Добавить в цитаты Настройки чтения

Страница 30 из 52

Элверна взобралась на стул и объявила во всеуслышание, что кормить их ужином не собирается. Готовить на такую ораву лоботрясов? Ни за что. Она будет танцевать с Кудрявым Эвансом. Грязную посуду возьмут на себя Джордж, Бирмайер и Неле; Папаша Бак будет за стряпуху, Пит Реншу — за официанта, а что касается нудного старья вроде Джо и Ральфа Прескотта — пускай их выметаются к дьяволу и не путаются под ногами — вот так. А она намерена танцевать с Кудрявым.

— Молодчина девка, — смачно хохотнул Папаша Бак. — Эй, Пит! Докажем им, на что способны старики.

— Идет! — возликовал Пит Реншу. — Я буду официанточкой!

Кругленький, чуточку слащавый Реншу был отчаянный весельчак, первый траппер, первый кутила, первый любитель приударить за дамочками сомнительной репутации. Он подхватил на руки Элверну, стоявшую на стуле, — Элверна неистово отбивалась и визжала, — и завопил:

— Пойдем-ка, нарядишь меня по моде!

Он потащил ее из комнаты и немного спустя вернулся, кокетливо выступая в черном с красной вышивкой платье Элверны и белом фартуке в оборочках. На голове вместо наколки красовался носовой платок.

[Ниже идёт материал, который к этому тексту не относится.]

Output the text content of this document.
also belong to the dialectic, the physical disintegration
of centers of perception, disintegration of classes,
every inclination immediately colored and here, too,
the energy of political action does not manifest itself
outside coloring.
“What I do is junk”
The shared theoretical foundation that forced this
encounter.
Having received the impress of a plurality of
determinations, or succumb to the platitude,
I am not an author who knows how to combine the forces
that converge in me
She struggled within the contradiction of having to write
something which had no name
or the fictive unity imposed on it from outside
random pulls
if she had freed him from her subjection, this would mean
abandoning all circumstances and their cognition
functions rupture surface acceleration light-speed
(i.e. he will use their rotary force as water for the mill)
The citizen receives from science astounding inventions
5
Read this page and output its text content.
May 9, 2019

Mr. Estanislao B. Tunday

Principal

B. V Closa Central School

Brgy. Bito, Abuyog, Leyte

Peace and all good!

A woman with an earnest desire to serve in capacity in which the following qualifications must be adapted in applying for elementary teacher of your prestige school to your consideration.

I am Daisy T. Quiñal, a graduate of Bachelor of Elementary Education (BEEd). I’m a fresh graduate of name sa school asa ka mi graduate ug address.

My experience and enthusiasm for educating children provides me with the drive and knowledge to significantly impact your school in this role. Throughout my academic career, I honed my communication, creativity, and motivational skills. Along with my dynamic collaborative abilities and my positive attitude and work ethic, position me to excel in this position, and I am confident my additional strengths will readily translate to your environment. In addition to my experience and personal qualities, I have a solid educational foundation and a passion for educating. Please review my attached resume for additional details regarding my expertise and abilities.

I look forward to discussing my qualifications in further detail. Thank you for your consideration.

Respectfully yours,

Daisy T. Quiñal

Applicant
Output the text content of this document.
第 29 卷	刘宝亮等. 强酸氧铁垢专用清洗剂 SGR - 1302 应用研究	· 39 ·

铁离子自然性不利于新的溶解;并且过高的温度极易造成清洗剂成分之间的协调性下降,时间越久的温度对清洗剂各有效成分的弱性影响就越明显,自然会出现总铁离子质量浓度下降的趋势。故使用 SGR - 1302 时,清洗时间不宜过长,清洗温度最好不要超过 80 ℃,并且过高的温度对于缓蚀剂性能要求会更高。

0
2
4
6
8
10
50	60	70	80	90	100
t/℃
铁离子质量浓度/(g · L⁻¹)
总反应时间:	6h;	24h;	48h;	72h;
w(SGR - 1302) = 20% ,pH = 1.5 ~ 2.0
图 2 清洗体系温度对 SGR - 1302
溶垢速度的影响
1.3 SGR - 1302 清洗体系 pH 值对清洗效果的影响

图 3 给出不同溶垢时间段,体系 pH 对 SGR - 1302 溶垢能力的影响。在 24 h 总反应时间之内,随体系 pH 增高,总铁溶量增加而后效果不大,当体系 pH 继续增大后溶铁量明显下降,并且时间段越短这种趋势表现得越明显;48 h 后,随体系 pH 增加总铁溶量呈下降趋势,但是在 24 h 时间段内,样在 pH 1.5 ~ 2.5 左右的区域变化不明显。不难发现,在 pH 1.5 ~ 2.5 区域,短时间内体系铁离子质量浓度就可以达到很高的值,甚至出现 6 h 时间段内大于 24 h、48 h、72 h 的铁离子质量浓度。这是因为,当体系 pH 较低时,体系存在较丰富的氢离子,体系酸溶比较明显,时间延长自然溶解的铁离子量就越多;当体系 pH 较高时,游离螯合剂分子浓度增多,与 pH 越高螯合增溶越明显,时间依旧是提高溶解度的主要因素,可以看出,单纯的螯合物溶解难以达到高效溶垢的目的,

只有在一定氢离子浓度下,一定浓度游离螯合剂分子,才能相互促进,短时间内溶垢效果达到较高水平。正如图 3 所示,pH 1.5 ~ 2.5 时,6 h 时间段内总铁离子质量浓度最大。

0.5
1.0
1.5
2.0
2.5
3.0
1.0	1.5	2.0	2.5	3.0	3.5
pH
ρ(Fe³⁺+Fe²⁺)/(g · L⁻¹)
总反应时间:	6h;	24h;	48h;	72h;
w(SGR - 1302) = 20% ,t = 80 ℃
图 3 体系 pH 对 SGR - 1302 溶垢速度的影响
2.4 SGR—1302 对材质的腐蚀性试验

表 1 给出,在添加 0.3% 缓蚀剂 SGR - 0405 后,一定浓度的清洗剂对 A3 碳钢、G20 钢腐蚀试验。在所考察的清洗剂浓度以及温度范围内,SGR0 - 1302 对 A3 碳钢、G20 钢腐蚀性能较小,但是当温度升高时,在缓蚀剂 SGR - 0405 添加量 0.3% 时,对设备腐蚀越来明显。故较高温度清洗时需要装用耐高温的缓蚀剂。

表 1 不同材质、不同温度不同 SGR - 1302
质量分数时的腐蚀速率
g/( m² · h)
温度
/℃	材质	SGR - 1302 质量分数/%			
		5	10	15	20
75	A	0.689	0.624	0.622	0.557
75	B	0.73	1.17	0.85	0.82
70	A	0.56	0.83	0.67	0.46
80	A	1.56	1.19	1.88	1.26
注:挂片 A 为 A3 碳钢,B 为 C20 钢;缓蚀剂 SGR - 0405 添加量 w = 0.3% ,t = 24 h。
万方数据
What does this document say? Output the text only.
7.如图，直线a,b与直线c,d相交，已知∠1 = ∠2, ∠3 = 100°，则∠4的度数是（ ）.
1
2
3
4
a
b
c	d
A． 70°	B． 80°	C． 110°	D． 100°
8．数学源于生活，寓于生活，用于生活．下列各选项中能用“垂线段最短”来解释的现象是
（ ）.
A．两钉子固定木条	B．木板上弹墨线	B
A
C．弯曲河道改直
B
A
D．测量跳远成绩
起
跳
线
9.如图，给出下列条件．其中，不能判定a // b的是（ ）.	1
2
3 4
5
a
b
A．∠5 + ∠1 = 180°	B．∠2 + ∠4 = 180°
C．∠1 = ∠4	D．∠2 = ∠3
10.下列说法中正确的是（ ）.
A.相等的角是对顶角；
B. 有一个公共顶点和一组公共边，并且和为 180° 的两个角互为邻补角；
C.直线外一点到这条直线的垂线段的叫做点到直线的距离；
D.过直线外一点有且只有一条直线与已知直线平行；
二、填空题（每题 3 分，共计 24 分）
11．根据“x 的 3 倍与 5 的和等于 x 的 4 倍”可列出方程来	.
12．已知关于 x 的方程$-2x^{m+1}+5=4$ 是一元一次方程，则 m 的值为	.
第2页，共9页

Папаша Бак меж тем занялся стряпней. Бобы с салом, копченая грудинка, печенье из порошка — более роскошного угощения для званого ужина Па Бак не мог себе представить. Надо сказать, что в походных условиях Папаша был повар хоть куда. В пургу, когда единственное топливо — охапка мха, а припасы — лишь мука да вода, Папаша умел сочинить превосходный хлеб. Однако в его земной, развеселой, буйной и добродушной душе был один изъян: в ней никак не приживались самые элементарные представления о чистоплотности. За каких-нибудь пять минут он превратил опрятную кухню Элверны в помойку.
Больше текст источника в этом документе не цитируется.